Midnight Blizzard breach federal agencies in Microsoft hack
Russian government-backed hackers “Midnight Blizzard” have stolen correspondence between US government officials and Microsoft.
The US Cybersecurity and Infrastructure Security Agency (CISA) issued the breach in an emergency directive on 2 April directly to agencies, but it was only made public on Thursday. The directive, called “Mitigating the Significant Risk from Nation-State Compromise of Microsoft Corporate Email System”, outlines details of the attack and how infiltrated agencies should respond.
The directory suggests infiltrated agencies take immediate action on changing passwords, API keys, or any authentication credentials which may have been compromised, and review sign in and activity logs which may have been compromised for potential malicious activity. Affected agencies were also recommended to identify the full content of agency correspondence with compromised Microsoft accounts and undergo a cybersecurity impact analysis, providing notification to CISA for any identified or suspected instances of compromise.
The hack, which began in January, may have also targeted non-governmental groups, warned CISA. Microsoft acknowledged in a blogpost last month that it was still tackling security issues from the same adversaries. Microsoft said the group was attempting to use confidential information “shared between customers and Microsoft” in emails.
Microsoft said the attack was more severe than first expected, and that company source code had also been accessed by the hackers. “As we discover them in our exfiltrated email, we have been and are reaching out to these customers to assist them in taking mitigating measures,” the company said.
“A grave and unacceptable risk”
Midnight Blizzard is a state-sponsored hacking group associated with Russia’s Foreign Intelligence Service. Also known as Cozy Bear, APT29 or Nobelium, the group was first noticed by researchers at the cybersecurity firm Kapersky all the way back in 2008. High profile activities include the 2016 attack on the Democratic National Committee, and the SolarWinds hack in 2020, where 12 US federal agencies were compromised. The group also hacked Hewlett Packard Enterprise via its Microsoft 365 email environment in May 2023, when the group stole data from its cybersecurity unit as well as other departments.
The directive described the breach as “a grave and unacceptable risk to agencies.” Following the initial breach in January, Microsoft saw a “ten-fold” increase in the attack overall, including full-scale efforts to utilise passwords from different compromised accounts, reported the CISA.
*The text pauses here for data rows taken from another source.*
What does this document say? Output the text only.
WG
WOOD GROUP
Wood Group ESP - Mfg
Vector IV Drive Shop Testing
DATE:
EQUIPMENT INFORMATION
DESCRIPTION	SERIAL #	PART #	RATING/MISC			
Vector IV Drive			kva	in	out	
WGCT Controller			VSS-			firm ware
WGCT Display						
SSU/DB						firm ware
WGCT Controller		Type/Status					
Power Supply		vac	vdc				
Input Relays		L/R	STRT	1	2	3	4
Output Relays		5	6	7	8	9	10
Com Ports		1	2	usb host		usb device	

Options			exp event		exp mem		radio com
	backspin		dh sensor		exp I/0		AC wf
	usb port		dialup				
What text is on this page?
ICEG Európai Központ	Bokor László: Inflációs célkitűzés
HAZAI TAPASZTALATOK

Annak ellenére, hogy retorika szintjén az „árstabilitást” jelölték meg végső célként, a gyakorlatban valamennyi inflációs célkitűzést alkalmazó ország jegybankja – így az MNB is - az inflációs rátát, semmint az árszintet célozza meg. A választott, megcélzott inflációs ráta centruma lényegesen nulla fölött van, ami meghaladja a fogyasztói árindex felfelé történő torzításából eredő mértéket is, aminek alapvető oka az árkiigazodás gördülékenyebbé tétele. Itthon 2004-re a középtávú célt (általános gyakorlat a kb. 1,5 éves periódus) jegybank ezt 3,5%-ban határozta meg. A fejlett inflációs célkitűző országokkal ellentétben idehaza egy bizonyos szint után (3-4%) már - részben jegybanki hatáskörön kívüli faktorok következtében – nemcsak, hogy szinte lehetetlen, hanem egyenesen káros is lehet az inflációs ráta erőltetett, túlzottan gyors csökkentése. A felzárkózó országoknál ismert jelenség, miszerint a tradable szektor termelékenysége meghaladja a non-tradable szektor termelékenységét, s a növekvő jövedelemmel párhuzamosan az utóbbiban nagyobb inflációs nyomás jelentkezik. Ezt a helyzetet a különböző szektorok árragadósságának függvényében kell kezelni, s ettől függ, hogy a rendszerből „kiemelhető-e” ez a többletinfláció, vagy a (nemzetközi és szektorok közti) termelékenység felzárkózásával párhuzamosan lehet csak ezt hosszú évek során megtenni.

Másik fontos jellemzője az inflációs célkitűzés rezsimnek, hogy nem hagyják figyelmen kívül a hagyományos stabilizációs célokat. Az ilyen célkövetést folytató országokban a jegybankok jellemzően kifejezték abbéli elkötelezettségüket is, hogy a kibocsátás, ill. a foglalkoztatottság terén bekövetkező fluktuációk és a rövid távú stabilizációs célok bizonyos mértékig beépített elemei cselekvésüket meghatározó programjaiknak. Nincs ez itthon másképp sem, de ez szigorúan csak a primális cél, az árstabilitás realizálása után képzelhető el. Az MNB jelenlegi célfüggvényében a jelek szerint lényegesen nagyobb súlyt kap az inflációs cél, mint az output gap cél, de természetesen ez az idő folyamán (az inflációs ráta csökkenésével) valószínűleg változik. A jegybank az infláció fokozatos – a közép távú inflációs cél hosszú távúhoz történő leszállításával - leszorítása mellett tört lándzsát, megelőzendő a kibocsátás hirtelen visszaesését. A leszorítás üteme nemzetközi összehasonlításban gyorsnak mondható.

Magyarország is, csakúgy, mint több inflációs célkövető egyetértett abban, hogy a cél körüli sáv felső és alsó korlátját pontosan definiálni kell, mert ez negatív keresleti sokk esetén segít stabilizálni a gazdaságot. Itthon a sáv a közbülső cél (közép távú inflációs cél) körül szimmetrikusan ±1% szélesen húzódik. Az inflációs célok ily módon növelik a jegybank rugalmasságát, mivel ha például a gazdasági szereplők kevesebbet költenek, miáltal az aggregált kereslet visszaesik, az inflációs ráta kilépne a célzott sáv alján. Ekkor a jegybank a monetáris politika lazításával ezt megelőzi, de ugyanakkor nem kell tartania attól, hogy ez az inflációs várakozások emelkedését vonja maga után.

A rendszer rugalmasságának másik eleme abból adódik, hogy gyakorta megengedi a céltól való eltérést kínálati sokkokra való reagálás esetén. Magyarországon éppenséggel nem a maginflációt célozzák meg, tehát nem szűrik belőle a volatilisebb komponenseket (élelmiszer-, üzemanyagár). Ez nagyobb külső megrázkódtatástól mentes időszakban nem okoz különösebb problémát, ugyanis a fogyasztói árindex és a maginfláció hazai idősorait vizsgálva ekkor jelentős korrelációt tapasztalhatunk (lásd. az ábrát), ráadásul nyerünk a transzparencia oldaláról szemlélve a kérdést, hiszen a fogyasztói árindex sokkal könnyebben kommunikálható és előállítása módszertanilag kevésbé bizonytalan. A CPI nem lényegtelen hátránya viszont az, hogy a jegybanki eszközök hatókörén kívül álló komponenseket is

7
Microsoft’s latest attack by Midnight Blizzard
The disclosure adds to a spate of recent cyber headlines with Microsoft at their centre. Last week, a report was released by the US Cyber Safety Review Board (CSRB) which blamed Microsoft for a separate “preventable” hack from state-backed hackers from China, Storm-0558. The tech giant was criticised in the CSRB report for its multiple cybersecurity lapses and lack of transparency on its management and resolution of vulnerabilities.
Another data leak became public earlier this week, involving an unsecured server exposing employee credentials to the open internet. The Azure storage server contained code, scripts and configuration files containing passwords and confidential data which were used by staff to access internal systems.
The CISA has not disclosed the names of the federal agencies most likely to have been affected by the hacking group. Microsoft has agreed to provide the metadata for all federal agency correspondence upon the request of the National Cyber Investigative Joint Task Force (NCIJTF), the voluntary point of contact for federal agencies.